While crops may be better adapted with thermomorphogenesis, van Zanten says there are some trade-offs, with water use. But there could also be other benefits. “Water use will increase when plants transpire more, so yes thermomorphogenesis is typically also increasing water use, and this is not always wanted. However, in many cases the applied goal is not to make plants elongate, but retain them compact (think of ornamental plants). We can also apply the information on HDA9 there. Moreover, if plants are adapted optimally to a certain temperature, the benefits could lie in less requirement for heating or cooling the greenhouses; so saving energy.”

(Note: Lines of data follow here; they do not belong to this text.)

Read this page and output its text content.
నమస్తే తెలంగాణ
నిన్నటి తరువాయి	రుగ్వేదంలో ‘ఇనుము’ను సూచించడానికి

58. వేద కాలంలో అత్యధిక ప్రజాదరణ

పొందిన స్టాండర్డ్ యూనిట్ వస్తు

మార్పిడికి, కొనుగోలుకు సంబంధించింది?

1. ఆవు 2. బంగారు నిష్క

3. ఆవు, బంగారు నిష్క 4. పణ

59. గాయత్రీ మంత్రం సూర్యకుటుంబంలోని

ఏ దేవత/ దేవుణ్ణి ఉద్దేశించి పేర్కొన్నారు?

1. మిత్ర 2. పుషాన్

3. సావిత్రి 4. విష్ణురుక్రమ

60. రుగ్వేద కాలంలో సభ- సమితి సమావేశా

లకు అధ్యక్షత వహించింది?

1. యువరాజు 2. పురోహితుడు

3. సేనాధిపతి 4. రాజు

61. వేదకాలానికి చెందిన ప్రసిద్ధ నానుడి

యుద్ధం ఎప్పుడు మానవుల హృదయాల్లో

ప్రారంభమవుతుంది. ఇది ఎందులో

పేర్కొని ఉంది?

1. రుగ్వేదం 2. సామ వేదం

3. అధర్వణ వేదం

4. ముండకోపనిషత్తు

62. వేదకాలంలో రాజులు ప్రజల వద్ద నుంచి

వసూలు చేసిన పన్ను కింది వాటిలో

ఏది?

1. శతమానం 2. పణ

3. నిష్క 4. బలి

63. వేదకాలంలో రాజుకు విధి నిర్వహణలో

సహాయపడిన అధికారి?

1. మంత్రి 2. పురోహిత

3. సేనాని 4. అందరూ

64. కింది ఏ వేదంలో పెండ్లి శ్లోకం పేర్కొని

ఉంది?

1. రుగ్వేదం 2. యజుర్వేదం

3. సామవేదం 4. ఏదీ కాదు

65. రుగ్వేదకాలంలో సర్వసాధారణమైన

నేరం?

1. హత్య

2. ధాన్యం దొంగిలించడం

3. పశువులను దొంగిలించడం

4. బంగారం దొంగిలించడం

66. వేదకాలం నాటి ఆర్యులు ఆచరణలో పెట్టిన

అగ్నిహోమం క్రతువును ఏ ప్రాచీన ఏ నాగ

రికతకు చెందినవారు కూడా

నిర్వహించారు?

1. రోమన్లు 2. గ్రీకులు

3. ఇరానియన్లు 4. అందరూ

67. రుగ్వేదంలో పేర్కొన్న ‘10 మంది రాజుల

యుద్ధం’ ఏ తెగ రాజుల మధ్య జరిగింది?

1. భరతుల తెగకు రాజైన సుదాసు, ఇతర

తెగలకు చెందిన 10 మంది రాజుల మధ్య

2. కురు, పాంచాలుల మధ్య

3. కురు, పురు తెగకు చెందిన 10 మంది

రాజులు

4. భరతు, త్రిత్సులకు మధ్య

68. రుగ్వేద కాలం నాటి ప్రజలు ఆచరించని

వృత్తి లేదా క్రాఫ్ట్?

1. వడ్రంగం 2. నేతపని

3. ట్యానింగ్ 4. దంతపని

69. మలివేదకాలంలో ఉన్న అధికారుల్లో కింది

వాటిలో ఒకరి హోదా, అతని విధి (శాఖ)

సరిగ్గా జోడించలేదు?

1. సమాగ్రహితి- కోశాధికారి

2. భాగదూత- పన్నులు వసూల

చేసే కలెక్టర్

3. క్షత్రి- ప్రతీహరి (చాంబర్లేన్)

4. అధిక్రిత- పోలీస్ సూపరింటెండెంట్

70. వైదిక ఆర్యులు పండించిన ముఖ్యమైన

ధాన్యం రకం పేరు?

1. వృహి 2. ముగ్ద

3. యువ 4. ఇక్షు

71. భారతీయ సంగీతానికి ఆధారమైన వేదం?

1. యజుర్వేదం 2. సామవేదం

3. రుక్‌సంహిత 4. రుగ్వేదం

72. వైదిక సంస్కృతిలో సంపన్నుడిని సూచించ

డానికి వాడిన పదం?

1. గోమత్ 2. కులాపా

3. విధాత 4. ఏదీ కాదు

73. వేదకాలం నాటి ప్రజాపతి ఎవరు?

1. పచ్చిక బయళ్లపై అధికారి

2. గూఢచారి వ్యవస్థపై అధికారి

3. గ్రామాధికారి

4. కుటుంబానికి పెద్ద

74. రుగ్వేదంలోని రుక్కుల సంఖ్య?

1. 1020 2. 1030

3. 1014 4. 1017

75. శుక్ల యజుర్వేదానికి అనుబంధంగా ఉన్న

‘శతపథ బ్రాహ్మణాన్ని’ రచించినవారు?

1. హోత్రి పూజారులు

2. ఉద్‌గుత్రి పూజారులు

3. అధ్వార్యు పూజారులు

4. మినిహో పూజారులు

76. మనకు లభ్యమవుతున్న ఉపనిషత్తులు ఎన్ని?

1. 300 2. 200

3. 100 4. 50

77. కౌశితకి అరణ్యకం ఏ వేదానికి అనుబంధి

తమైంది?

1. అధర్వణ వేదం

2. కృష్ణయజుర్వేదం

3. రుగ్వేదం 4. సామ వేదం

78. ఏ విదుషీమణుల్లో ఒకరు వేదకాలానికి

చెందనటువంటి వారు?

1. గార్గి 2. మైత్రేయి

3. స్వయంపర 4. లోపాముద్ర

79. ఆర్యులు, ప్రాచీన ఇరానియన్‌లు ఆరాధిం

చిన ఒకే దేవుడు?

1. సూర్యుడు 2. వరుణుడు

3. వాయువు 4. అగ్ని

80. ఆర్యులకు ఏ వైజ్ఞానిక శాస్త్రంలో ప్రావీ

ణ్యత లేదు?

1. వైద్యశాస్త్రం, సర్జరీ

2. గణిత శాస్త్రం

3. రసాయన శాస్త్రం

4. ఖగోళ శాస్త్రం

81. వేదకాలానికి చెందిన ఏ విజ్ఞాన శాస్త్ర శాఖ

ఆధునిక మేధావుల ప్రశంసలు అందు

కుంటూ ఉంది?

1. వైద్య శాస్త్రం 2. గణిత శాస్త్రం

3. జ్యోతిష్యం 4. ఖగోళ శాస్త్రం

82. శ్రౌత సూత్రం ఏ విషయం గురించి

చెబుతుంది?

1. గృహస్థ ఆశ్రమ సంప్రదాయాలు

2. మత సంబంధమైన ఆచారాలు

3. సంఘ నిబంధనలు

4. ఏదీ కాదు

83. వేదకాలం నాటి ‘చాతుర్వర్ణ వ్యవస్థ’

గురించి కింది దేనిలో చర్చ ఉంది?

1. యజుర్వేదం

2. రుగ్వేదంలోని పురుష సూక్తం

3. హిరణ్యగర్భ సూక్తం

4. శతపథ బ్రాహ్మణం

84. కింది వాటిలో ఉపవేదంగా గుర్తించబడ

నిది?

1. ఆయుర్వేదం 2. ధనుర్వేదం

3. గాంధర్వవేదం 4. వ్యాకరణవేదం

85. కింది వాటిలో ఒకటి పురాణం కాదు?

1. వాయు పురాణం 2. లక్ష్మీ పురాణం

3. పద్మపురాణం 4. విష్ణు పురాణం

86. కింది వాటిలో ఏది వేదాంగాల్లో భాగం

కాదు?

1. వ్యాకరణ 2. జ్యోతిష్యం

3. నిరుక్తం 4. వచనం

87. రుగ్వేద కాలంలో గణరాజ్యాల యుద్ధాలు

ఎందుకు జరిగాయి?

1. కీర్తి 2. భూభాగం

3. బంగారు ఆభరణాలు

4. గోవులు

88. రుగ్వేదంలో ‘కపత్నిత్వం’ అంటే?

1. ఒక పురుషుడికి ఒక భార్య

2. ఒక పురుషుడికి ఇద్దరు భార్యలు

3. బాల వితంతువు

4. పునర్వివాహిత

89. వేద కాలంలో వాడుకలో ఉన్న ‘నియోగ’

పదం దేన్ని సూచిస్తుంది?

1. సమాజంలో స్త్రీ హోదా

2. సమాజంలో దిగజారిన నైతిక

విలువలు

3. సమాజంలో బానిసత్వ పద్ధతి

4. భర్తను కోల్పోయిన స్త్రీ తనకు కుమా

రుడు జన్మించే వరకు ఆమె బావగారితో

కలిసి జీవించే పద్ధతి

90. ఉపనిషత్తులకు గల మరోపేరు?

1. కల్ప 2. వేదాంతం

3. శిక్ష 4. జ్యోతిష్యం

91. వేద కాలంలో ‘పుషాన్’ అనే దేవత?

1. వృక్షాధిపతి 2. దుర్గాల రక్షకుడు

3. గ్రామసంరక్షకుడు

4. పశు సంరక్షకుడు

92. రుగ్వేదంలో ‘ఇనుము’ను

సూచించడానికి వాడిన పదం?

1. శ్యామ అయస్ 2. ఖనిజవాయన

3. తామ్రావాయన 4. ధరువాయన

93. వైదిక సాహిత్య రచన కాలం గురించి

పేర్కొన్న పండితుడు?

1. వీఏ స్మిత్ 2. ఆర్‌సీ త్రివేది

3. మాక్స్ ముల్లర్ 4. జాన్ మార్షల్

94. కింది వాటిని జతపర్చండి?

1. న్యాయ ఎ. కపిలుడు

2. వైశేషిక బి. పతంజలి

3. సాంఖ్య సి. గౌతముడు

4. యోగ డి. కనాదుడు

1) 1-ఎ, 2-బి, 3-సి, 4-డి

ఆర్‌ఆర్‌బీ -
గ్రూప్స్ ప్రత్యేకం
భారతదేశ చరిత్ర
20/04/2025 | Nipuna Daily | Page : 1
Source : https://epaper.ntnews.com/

The key finding is that because HDA9 is independent of PIF4, it is now possible to pull apart light and heat response in plants. “Shade avoidance and thermomorphogenesis are phenotypically similar and most -if not all- genetic factors currently associated with thermomorphogenesis have a role in shade avoidance as well,” van Zanten said. “With HDA9 at hand, we can now separate the pathways and this may be of use to steer temperature responsiveness independent of light responses. Also, in the green revolution, selection of field crops was among other traits against shade avoidance (to allow dense stands in the field, with compact high yielding plants) and this has occurred at the expense of temperature sensitivity as well. Using HDA9 signalling, we can now start working on bringing back/tuning temperature responsiveness and light responsiveness to the need.”

As a result the research offers new targets for plant breeding to improve the climate-tolerance of crops. Given that currently each degree Celsius temperature increase can lead to up to 10 percent crop loss, this could be an important aid in feeding people in the future.